NHS willing to revise waiting-list targets

Addressing call for new model to measure success

- Mark McLaughLin

The Chief Medical Officer has said the NHS would be willing to revise waitingtim­es targets amid complaints they cost too much to meet and are diverting health workers from other priorities.

The move from Dr Catherine Calderwood yesterday came just a day after she visited Ninewells Hospital in Dundee to probe claims that accident and emergency response times were being manipulate­d.

Every patient in Scotland has been given a “guarantee” that they will be seen within 12 weeks of referral but the 100% target has never been met.

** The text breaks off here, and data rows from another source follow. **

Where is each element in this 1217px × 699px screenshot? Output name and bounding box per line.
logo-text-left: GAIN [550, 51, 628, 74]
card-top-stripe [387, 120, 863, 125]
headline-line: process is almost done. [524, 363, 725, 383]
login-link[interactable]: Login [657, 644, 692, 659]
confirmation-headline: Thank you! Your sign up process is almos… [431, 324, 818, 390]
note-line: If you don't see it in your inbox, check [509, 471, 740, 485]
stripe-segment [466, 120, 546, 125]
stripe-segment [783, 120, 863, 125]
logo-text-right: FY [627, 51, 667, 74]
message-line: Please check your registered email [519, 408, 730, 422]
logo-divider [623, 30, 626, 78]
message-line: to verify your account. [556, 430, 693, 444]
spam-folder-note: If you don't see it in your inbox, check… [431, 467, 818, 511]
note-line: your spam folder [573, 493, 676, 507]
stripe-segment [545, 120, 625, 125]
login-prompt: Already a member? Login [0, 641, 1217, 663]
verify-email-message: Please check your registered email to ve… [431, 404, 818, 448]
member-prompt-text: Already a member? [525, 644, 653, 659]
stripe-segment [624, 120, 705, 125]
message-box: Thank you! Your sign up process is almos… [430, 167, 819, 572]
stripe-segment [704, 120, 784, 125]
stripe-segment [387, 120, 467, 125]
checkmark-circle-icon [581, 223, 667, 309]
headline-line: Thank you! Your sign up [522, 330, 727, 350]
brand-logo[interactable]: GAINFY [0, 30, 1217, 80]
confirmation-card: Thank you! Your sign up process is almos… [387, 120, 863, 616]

Health boards have complained that it is costing them a fortune trying to meet the last few percentage points, including calling in consultant­s at weekends at three times their daily rate.

The Royal College of Nursing recently complained that targets “can often skew clinical priorities and waste resources”, and called for a new, evidence-based model for measuring success, focusing on better outcomes for patients and health services.

Chief Medical Officer Dr Catherine Calderwood joined NHS Scotland chief executive Paul Gray at Holyrood’s Health Committee to scrutinise the NHS’s budget yesterday.

Mr Gray said the target should be looked at if it is “proportion­ately excessive and doesn’t deliver clinical benefit”, and Dr Calderwood said they would be willing to revise targets. He said: “The last percentage points of this target do cost money to meet and it’s also fair to say that some clinicians have questioned with me whether that far end of the target is absolutely clinically necessary to meet in every single case.

“But these points being made, I must neverthele­ss proceed on the basis of the legislatio­n as I can’t do otherwise…To say that these are deflecting us from priorities, I wouldn’t like to go that far,” he added.

“I take the point that the committee is making that if the expenditur­e to reach the last fraction of a target is proportion­ately excessive and doesn’t deliver clinical benefit, then that may be something that we should look at.”